A large water pipe supplying Boston and most of the surrounding area burst, and the secondary water source used to replace it isn't 100 percent safe. So we're all under a boil water order. We can shower, but we can't ingest any unboiled water — similar conditions to visiting Mexico, the Dominican Republic, and the Philippines, for example.
Q. What are the risks if I drink the tap water?
A. For most people, minor gastrointestinal illness. The biggest concerns are for those with compromised immune systems, such as people with HIV or who are undergoing chemotherapy. (taken from Boston.com)
So we have to boil our water for a few days to avoid the stomach flu — it's a small inconvenience.
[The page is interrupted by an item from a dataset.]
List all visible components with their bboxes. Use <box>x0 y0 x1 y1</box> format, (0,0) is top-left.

Not to discount the issue (I realize this is a bigger problem depending on the situation), but it makes me appreciate what we have.


We still have water that comes directly to our homes — we don't have to walk for miles. Our water doesn't look dirty. We have kitchens that make boiling water simple. And even our contaminated water is a higher quality than the water almost one billion people drink on a daily basis (which makes the run on bottled water seem a little silly).
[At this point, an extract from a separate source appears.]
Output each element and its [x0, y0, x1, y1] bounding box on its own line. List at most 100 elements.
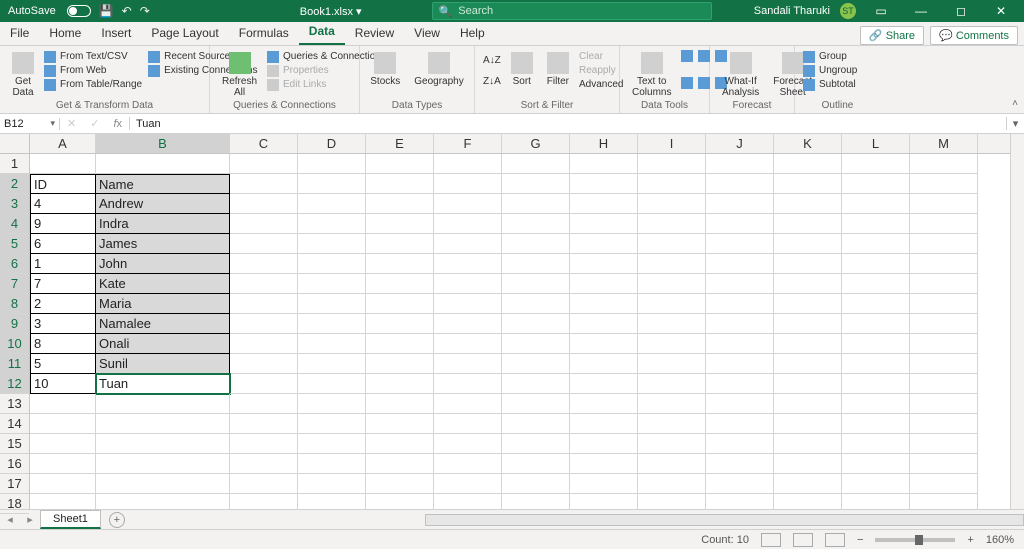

Enter Ian's birthday. Instead of asking for presents, he's asking for help in changing 250 lives. His goal is to raise $5,000 — the amount of money it takes to build a fresh water well in a village, providing 250+ people with clean drinking water. Just $24 can provide drinking water for one person for 20 years. Many people here are probably spending at least $24 for bottled water for just a few days. Consider boiling your water instead of choosing convenience, and donate your water money to someone who needs it more.

24 = 250

Help Ian celebrate his birthday, and help change the world.